Anyway, you snow riders can rejoice. My shadow I did see, and six more weeks of winter there will be.
Anybody checked Phil’s accuracy lately? Not to be a party-pooper, but it seems Winter ends at the exact same time of the year every year, regardless of what he says.
Here in CA we need a lot more rain/snow before the season’s over or else we’ll be really dry all year!
a groundhog called paxatauny phil comes out of his hole, and if he is facing in such a direction that he can see his shadow then winter continues for six more weeks, if he can’t, then winter is over.
it’s a friggin groudhog, it wouldn’t matter if it was high on PCP.
have to quote this from the wiki link concerning another groundhog, purely because it’s the funniest shiznay ever:
Death and ensuing scandal
The original Wiarton Willie lived to the advanced age of 22, and was found dead only two days before Groundhog Day in 1999. The organizers were unable to find a replacement, and instead marked Groundhog Day by revealing “Willie” in a coffin. He had been dressed in a tuxedo, had coins over his eyes, and a carrot between his paws. A scandal ensued when it transpired that the real Willie had in fact decomposed, and the body in the coffin was that of an older, stuffed groundhog. The Associated Press was obliged to issue a retraction on its wires.
A little more detail, though a question like Grapes is always best answered with “Can’t your computer connect to Google?”
If it’s not cloudy, and if the tophat guys think he noticed a shadow (who knows if he actually saw it?

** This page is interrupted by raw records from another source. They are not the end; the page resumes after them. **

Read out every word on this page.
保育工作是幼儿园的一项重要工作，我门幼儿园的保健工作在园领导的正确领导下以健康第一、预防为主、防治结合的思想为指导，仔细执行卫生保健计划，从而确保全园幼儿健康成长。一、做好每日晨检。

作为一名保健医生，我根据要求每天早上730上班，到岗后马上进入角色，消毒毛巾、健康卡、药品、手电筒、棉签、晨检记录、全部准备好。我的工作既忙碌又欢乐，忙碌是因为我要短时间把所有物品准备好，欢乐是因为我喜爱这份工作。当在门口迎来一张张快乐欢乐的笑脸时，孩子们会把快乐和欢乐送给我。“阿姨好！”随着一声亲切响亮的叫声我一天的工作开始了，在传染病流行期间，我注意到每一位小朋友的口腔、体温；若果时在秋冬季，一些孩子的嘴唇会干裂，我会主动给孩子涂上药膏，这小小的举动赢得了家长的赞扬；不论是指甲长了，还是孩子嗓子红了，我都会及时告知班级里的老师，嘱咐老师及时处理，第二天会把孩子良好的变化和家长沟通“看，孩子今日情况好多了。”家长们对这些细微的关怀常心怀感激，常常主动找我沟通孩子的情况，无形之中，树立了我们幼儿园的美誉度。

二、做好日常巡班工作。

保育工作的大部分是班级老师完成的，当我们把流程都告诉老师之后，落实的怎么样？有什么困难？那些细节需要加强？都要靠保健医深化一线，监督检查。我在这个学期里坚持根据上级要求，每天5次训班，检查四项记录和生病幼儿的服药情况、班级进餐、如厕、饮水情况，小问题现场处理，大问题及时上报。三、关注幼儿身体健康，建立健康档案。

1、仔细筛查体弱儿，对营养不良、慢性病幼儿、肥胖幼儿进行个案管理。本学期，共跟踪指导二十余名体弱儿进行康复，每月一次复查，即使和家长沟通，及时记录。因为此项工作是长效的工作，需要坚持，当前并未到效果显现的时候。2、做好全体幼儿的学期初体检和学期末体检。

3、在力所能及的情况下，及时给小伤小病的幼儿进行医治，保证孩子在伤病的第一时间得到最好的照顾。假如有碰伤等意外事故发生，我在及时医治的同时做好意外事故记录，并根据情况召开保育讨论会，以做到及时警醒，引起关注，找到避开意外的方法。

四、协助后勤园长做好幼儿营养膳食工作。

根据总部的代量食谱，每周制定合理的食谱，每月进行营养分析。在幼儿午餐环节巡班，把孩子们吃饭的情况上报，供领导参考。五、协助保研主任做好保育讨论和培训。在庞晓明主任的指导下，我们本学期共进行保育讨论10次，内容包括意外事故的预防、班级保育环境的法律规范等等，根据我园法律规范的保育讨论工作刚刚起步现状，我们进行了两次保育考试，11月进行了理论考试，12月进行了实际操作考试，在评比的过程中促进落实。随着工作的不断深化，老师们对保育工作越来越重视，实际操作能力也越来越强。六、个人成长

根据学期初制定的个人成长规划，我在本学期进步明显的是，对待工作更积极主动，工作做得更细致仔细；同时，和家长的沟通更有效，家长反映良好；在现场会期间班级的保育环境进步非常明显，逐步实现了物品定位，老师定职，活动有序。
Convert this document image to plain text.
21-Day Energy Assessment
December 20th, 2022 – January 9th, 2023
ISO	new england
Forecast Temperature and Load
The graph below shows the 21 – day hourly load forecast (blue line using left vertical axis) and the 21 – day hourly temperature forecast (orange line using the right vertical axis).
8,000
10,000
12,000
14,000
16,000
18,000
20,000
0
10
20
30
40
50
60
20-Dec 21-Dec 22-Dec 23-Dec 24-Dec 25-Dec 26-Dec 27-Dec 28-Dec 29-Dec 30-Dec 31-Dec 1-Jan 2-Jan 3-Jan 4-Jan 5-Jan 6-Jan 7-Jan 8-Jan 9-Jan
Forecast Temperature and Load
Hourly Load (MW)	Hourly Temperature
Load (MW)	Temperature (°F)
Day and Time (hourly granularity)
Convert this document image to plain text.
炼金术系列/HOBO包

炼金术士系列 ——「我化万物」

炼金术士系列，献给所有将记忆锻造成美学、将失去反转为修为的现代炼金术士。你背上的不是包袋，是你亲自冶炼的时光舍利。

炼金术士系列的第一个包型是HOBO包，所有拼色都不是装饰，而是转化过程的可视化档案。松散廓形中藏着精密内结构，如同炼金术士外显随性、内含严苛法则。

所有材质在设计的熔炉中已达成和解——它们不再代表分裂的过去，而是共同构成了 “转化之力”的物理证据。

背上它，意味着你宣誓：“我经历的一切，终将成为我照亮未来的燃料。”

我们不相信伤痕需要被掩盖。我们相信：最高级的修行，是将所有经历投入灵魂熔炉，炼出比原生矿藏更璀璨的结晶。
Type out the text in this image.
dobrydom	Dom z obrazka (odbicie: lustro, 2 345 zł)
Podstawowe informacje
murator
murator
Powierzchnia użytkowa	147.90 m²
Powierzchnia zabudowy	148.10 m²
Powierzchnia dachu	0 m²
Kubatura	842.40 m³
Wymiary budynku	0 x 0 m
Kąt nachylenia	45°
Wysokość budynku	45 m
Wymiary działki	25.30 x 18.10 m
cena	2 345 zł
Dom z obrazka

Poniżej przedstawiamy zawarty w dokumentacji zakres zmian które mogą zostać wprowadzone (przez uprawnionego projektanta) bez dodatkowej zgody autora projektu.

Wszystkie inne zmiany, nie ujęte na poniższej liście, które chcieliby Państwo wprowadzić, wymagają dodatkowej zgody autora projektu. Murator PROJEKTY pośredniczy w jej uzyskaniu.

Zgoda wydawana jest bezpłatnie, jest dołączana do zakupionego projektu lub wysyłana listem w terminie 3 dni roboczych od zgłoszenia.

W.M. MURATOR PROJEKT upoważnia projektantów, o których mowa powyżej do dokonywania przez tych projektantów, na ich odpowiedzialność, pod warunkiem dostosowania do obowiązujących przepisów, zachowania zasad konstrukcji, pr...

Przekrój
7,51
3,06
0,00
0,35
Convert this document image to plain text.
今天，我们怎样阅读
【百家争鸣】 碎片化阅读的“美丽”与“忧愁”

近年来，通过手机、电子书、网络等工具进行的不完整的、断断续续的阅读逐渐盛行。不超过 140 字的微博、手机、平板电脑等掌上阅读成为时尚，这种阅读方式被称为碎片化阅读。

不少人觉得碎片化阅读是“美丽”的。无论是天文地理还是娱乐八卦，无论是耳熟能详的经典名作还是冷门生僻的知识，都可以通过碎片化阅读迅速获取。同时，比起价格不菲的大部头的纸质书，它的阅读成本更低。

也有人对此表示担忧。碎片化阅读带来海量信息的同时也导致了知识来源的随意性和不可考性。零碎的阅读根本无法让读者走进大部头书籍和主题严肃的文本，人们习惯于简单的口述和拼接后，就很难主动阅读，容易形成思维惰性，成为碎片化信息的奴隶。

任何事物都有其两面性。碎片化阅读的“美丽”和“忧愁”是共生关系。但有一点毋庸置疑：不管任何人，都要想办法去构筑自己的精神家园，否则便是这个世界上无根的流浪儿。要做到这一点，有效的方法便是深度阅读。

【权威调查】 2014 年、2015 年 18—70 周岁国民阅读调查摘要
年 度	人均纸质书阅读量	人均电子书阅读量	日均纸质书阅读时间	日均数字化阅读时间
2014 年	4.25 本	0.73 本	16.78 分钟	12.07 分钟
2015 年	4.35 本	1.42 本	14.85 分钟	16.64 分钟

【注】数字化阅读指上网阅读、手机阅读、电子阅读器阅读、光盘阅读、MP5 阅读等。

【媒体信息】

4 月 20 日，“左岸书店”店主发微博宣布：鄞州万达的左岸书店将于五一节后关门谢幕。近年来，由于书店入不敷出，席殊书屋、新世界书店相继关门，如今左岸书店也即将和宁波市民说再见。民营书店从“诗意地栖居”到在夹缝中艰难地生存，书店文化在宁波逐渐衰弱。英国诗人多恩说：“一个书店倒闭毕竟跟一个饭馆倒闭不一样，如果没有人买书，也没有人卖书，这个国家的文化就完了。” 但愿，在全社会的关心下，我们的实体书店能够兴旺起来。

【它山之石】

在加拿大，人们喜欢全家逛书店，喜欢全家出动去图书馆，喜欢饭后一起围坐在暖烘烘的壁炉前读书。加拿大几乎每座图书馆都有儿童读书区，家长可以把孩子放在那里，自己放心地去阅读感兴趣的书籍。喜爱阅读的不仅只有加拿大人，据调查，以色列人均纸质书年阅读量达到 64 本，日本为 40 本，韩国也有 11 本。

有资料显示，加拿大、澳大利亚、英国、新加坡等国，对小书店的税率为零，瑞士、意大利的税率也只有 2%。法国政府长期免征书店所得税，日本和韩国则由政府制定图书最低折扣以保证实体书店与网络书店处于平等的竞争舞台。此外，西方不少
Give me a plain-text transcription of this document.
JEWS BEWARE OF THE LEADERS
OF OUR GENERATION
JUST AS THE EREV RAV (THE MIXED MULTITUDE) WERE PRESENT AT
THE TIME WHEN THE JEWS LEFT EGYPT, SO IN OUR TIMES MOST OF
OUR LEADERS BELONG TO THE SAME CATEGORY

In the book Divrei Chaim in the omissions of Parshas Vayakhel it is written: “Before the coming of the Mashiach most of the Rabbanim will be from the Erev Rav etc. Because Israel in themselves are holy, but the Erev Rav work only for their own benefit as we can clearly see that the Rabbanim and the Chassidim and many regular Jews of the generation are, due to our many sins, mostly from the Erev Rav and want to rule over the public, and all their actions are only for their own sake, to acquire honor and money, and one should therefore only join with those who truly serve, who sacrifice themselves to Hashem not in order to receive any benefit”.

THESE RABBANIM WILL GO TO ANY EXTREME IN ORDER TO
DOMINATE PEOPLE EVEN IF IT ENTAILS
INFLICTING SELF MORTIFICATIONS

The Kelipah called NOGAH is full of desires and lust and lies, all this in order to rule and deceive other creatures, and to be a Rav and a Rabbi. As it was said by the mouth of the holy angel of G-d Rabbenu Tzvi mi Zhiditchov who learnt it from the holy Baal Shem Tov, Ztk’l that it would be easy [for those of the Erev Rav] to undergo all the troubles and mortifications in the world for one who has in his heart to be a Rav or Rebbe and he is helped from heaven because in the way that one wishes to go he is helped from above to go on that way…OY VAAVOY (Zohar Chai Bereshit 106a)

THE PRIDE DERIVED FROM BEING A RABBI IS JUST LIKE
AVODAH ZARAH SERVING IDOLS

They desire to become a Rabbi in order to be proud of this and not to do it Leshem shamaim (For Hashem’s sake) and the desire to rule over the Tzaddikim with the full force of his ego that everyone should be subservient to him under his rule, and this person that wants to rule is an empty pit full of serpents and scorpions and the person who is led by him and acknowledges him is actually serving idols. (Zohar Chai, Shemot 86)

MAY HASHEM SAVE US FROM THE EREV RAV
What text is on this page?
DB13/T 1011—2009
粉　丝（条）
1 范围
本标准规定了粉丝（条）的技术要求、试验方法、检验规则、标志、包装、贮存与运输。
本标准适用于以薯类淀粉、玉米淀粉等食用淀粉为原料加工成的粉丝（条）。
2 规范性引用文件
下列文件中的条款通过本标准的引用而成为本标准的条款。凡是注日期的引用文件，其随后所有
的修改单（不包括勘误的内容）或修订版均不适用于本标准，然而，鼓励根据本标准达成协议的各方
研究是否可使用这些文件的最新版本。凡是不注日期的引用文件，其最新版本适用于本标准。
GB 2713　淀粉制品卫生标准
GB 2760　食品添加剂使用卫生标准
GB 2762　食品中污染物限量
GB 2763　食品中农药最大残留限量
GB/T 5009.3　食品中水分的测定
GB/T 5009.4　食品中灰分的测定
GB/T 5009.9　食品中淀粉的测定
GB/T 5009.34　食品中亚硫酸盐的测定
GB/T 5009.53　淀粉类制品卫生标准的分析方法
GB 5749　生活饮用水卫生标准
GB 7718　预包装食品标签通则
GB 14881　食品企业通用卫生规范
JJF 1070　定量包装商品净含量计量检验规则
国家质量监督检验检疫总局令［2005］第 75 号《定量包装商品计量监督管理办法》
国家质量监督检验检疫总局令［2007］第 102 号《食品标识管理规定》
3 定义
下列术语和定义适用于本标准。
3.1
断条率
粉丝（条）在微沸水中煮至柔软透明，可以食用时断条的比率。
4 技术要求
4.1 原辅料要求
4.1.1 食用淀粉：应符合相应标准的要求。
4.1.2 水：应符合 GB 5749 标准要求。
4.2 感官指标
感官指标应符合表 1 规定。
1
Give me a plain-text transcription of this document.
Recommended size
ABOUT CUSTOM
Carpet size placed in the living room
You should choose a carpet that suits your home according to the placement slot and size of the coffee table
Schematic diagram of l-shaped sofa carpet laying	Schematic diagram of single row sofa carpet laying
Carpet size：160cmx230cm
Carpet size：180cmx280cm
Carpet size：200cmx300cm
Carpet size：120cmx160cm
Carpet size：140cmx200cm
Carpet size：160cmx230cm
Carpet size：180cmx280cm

I mean, I think ground hogs probably have pretty crappy vision anyway), then it’s six more weeks.
Except the Earth’s orbit never changes, so winter ends at the same moment regardless…
Well, I’m dismayed and hurt by the vituperative string of posts in this thread. Ingrates. When I think about the prognosticative services that I’ve provided to this forum in the past–gratis I might add–I’m stunned to be insulted on so many levels. A brief retort is in order:
Kington you idiot, show some respect and take just a minute to get the spelling right. It’s not that difficult: P-U-N-X-S-U-T-A-W-N-E-Y, just like it sounds. And I am a HE, not an it. I would also like to note that in my 120 years of prognostication, I have never blurred the clarity of my predictions nor tarnished my reputation through the use of PCP or any other performance-inhibiting drug.
Biggestbtc: I predict that more people notice me every year than will notice you in a lifetime.
Foss: Jesus but you can run on at the mouth. Not to be a party-pooper? You live for that role.
Unibrier: My thanks to you, friend, for both inquiring on my absence, and thanking me for my good work. I predict you will have an enjoyable spring skiing season.